By Gertrude Chavez-Dreyfuss
NEW YORK (Reuters) – Bond investors are pricing in imminent Federal Reserve interest rate cuts by the first half of next year, as signs of slowing U.S. economic growth and easing inflation became more evident.
While a weakening growth outlook is likely an important factor in keeping the U.S. central bank from raising rates, progress on the inflation front could determine when it will pivot toward monetary policy easing.
The release on Thursday of the latest U.S. personal consumption expenditures (PCE) price index, the Fed’s preferred measure of inflation, could mark another step closer to that looming policy shift.
The PCE price index was unchanged in October after climbing 0.4% in September. In the 12 months through October, it rose 3.0%, the smallest year-on-year gain since March 2021 and a sharp drop from the 3.4% reading in September.
“The Fed is on hold, and (this report) gives them more comfort in staying on hold. What they’re doing is working,” said Robert Pavlik, senior portfolio manager, Dakota Wealth Management in Fairfield, Connecticut.
“The data is trending in the direction that the Fed wants to see,” Pavlik said. “A 25- to 50 basis-point cut before the end of the summer 2024 would make sense as the economy slows down, for the Fed to fine tune how their policy tools are working.”
Traders’ confidence was reinforced earlier this week when Fed Governor Christopher Waller, a hawkish policymaker, flagged a possible rate cut in the months ahead.
Markets will be looking to Fed Chair Jerome Powell’s remarks on Friday at Spelman College in Atlanta to see whether he doubles down on Waller’s comments or pushes back.
Here is how Fed policy expectations are playing out in different corners of the bond and money markets:
FED FUNDS FUTURES
Federal funds futures are the most straightforward measure of determining of where traders believe the U.S. central bank’s benchmark overnight interest rate will be in the future. That market has priced in about a 45% chance of a rate cut at the March 19-20, 2024 meeting, rising to about a 75% probability at the April 30-May 1 meeting, the CME FedWatch Tool showed on Thursday. Overall, the rates market sees a roughly 100 basis points (bps) of cuts by the end of 2024, according to LSEG data.
YIELD CURVE
The current yield curve measuring the gap between yields on U.S. two-year and 10-year Treasury notes has narrowed its inversion for the past several weeks. An inversion of this part of the curve is viewed by many as a reliable signal that a recession is likely to follow in one to two years.
But the yield curve has been reducing its inversion as investors start to price in the end of the Fed’s tightening cycle. It was last at minus 38.50 bps.

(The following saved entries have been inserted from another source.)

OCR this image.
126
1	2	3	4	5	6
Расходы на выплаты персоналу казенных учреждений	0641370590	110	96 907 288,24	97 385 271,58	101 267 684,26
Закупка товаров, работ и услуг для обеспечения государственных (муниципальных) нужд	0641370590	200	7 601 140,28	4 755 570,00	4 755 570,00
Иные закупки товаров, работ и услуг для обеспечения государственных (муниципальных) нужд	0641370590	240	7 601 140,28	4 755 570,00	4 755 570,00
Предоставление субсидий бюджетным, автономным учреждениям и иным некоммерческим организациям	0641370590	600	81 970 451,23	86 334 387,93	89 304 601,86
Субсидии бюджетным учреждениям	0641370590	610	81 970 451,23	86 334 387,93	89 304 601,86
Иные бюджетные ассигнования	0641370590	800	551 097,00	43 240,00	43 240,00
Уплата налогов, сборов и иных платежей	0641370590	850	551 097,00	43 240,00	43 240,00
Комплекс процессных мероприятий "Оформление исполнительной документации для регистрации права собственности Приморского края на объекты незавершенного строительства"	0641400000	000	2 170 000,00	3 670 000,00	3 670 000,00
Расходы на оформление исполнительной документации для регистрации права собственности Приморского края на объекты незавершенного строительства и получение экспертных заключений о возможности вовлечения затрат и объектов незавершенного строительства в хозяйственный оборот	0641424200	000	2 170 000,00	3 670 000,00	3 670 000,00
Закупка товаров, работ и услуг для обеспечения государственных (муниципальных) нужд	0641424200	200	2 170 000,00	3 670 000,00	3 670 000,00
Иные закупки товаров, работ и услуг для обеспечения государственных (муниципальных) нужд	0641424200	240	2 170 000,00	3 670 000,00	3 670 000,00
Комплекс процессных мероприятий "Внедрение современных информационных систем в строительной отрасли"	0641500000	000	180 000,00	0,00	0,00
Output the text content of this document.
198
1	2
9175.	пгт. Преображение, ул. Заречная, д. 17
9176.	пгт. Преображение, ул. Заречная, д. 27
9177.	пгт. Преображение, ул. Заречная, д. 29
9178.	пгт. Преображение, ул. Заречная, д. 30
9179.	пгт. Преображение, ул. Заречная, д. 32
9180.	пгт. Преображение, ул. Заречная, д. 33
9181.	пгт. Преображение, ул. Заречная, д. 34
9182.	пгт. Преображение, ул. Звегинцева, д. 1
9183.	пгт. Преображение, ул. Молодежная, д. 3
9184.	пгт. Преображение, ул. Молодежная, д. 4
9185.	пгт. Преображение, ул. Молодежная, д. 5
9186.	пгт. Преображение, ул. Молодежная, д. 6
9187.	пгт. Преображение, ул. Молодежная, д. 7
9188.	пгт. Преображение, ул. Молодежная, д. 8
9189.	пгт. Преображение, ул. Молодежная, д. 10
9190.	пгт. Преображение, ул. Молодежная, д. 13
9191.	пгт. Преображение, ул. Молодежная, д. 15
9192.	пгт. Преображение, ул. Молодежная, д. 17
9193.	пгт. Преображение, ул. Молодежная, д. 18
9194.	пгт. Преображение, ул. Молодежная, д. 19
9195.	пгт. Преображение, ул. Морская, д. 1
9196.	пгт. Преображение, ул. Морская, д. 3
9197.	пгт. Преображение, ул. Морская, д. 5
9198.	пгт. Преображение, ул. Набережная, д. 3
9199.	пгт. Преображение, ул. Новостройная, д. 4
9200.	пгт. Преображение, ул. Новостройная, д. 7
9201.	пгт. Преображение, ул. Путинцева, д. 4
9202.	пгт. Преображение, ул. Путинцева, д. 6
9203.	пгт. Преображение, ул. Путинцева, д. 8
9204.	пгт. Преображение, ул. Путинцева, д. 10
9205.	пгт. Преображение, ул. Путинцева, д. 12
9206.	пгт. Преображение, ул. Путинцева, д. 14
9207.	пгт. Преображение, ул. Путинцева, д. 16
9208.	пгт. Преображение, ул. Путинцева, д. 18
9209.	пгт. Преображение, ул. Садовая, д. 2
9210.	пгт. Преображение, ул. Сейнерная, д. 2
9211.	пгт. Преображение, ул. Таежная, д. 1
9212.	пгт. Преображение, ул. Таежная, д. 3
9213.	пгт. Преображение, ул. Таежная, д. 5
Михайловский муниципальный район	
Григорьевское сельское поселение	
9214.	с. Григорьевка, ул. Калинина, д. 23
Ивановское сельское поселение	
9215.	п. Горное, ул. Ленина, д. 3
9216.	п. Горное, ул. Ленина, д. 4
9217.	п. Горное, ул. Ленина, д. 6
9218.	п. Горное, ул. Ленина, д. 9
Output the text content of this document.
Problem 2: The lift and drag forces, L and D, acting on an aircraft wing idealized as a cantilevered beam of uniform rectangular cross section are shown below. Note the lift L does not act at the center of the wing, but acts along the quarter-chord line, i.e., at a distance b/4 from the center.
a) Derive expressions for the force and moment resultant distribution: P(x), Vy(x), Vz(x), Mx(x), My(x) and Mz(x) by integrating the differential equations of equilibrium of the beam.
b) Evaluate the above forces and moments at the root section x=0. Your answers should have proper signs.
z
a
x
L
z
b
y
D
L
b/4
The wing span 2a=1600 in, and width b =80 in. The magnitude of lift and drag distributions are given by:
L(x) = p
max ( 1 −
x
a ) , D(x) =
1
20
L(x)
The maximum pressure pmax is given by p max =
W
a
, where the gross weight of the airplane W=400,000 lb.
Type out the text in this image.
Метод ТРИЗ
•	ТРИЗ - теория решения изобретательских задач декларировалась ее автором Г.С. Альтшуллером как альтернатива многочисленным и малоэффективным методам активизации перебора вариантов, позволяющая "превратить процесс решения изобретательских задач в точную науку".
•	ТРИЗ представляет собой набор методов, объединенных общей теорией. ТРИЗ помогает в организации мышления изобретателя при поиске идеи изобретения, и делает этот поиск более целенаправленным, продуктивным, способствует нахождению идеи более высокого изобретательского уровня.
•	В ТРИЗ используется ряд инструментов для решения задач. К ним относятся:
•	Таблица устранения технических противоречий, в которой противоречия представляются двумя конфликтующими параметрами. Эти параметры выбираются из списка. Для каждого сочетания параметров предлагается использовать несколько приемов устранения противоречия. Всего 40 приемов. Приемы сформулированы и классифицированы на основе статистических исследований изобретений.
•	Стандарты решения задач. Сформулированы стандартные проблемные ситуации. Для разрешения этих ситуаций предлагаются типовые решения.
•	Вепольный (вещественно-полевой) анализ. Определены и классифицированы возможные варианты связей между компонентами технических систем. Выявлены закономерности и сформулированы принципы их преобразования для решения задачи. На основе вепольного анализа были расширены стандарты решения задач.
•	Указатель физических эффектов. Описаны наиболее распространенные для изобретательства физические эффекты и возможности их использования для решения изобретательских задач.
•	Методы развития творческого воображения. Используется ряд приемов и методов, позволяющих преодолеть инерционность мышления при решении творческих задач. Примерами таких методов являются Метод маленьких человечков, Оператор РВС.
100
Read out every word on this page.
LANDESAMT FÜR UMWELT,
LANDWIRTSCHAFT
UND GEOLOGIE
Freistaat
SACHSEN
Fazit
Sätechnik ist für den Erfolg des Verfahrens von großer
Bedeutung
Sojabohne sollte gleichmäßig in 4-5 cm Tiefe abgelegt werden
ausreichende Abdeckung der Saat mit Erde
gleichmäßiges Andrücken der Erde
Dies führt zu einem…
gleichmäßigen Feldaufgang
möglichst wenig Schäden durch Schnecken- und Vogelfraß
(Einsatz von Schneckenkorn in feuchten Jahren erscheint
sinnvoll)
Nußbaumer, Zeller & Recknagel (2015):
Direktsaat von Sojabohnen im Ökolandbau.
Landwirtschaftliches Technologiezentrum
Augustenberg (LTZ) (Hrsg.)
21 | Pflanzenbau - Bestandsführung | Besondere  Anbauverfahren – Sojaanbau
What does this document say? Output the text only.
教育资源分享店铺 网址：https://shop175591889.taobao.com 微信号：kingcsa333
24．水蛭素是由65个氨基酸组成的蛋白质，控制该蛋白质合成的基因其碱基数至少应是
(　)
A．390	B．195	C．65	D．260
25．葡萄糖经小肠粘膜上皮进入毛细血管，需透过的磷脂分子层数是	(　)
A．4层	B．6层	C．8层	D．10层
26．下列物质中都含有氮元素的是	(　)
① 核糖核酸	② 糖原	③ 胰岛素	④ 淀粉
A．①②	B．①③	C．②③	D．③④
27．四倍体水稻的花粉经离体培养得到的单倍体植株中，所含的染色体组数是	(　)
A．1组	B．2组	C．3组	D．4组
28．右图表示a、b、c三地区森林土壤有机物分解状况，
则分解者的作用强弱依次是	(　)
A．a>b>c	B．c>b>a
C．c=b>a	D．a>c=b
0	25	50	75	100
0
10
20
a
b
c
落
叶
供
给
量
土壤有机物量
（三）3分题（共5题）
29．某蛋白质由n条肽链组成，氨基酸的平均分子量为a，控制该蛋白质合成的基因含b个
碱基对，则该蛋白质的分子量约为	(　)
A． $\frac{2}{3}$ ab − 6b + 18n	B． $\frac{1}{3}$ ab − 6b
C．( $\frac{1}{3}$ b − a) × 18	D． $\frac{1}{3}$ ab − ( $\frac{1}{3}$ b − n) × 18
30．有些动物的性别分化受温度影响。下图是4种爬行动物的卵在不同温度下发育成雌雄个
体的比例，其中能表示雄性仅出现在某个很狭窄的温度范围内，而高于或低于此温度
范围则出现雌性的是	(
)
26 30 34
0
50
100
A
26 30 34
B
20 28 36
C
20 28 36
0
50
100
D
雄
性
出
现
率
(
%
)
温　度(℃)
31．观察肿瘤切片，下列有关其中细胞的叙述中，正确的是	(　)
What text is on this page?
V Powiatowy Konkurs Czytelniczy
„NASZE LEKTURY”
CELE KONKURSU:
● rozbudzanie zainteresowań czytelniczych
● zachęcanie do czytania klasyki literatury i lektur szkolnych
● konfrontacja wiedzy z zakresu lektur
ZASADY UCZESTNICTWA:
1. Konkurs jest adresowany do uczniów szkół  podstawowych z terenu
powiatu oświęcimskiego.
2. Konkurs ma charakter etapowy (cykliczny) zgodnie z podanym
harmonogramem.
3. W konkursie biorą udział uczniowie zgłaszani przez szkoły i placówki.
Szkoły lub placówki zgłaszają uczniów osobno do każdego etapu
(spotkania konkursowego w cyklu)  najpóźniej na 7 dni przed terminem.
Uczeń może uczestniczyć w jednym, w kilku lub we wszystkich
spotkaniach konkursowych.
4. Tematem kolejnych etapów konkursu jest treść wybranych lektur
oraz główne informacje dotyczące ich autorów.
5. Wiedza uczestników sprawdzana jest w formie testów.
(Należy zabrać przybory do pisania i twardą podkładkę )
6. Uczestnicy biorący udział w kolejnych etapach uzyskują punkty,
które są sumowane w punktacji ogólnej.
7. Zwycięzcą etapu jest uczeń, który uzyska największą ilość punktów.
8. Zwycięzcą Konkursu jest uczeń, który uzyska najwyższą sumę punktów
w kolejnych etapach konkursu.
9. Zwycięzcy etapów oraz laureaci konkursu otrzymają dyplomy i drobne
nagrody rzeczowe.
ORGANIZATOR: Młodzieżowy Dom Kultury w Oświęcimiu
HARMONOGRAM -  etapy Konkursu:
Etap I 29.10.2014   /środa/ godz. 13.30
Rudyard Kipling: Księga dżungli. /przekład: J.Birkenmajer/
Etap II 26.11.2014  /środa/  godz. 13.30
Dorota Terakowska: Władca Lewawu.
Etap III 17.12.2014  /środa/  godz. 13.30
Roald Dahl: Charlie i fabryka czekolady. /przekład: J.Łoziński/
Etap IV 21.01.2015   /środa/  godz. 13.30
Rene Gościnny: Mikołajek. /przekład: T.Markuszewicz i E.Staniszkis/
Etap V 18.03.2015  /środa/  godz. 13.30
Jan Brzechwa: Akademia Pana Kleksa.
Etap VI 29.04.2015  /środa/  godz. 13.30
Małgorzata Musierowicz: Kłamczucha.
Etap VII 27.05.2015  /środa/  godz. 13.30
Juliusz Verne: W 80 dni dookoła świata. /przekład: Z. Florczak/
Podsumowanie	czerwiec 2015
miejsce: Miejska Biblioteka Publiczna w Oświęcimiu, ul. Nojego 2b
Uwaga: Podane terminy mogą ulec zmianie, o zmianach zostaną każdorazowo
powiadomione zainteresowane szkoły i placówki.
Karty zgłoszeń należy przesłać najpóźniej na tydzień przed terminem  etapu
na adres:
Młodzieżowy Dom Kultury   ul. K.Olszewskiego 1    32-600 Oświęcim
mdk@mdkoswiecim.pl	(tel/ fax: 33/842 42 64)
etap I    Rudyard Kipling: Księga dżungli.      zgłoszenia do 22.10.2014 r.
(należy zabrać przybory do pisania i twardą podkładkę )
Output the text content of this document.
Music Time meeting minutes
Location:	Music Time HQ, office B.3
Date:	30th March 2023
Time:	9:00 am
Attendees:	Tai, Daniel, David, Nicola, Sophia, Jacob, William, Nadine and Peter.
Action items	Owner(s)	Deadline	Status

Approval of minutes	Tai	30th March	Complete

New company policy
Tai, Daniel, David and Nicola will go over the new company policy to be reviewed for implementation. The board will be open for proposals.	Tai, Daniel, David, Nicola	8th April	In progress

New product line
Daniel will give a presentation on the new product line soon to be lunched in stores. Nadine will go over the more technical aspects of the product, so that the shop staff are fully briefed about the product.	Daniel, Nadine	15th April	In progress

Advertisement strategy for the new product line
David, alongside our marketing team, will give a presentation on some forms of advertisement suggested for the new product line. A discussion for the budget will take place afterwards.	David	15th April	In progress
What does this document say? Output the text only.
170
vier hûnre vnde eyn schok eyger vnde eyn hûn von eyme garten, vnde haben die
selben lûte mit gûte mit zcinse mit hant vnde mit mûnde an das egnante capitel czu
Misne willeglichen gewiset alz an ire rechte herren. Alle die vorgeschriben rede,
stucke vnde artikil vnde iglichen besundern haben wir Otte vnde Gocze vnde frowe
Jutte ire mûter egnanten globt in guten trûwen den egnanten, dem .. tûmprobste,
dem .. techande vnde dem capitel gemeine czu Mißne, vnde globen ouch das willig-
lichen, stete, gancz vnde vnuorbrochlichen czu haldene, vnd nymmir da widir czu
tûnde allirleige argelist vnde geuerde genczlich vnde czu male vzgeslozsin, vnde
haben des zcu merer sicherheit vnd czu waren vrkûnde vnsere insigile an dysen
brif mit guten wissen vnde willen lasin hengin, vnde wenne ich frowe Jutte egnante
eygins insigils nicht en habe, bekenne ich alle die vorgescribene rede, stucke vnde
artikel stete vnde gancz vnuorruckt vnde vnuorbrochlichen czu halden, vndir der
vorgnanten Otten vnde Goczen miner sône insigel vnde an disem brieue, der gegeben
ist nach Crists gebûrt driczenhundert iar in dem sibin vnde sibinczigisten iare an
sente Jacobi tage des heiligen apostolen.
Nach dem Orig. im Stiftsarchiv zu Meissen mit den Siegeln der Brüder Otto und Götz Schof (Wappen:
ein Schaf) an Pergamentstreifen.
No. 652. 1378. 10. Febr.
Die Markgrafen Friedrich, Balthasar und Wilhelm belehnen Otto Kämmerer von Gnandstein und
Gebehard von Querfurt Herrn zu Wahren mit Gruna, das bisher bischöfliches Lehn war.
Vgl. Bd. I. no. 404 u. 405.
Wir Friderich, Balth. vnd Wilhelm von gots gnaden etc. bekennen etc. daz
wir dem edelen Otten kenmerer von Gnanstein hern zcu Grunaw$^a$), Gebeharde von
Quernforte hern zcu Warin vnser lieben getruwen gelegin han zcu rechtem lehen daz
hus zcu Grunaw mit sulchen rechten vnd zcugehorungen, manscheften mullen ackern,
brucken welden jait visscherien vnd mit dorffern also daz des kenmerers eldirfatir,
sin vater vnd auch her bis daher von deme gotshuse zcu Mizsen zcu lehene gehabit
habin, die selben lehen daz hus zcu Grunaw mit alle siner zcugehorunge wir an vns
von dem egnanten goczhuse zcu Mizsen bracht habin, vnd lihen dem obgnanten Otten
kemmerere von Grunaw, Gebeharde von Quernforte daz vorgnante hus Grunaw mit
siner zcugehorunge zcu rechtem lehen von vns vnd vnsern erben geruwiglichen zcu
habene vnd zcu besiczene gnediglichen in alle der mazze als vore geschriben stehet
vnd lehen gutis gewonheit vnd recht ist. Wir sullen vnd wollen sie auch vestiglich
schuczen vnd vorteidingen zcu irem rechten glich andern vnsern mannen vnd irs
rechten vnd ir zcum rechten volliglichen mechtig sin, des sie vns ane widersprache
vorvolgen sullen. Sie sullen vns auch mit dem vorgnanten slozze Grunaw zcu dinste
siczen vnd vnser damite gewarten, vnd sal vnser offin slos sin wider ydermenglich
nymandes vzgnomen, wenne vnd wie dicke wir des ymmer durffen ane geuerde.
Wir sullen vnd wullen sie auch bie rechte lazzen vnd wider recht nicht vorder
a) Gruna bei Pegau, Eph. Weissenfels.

Market participants referred to the yield curve’s move in the last few weeks as a “bull steepener,” a scenario in which short-term yields are falling faster than long-term ones. This often happens when the Fed is expected to cut interest rates, analysts said.
SOFR FUTURES
Bond investors also look to the Secured Overnight Financing Rate (SOFR) futures to gauge expectations of Fed rate moves. The March 2024 SOFR futures have priced in a 50% chance of a 25 basis-point cut at the March meeting.
The June 2024 SOFR futures have priced at least one Fed cut, while the probability of two 25-basis-point rate reductions was at 76%.
SOFR, a measure of the cost of borrowing cash overnight, replaced the prior benchmark rate, Libor, on June 30 after a rate-fixing scandal by bankers at several major financial institutions came to light in 2012. It’s now the backbone of U.S. corporate borrowing.
OIS FORWARDS
The overnight index swap (OIS) forwards market, another corner of the fixed income market that shows traders’ rate expectations, is also pricing in rate cuts starting in March.
An OIS transaction involves exchanging an overnight rate such as the federal funds rate for a fixed one. For instance, in a U.S. two-year OIS transaction, one party receives a fixed two-year rate in exchange for paying the fed funds rate daily over the next two years.
The three-month by six-month OIS forward is factoring more than a 40% chance of a 25-basis-point cut by the Fed’s March meeting, LSEG data showed. The longer-dated six-month by nine-month OIS showed 100% odds of at least one rate cut by June, while the chances of two rate cuts by the middle of next year are at 78%.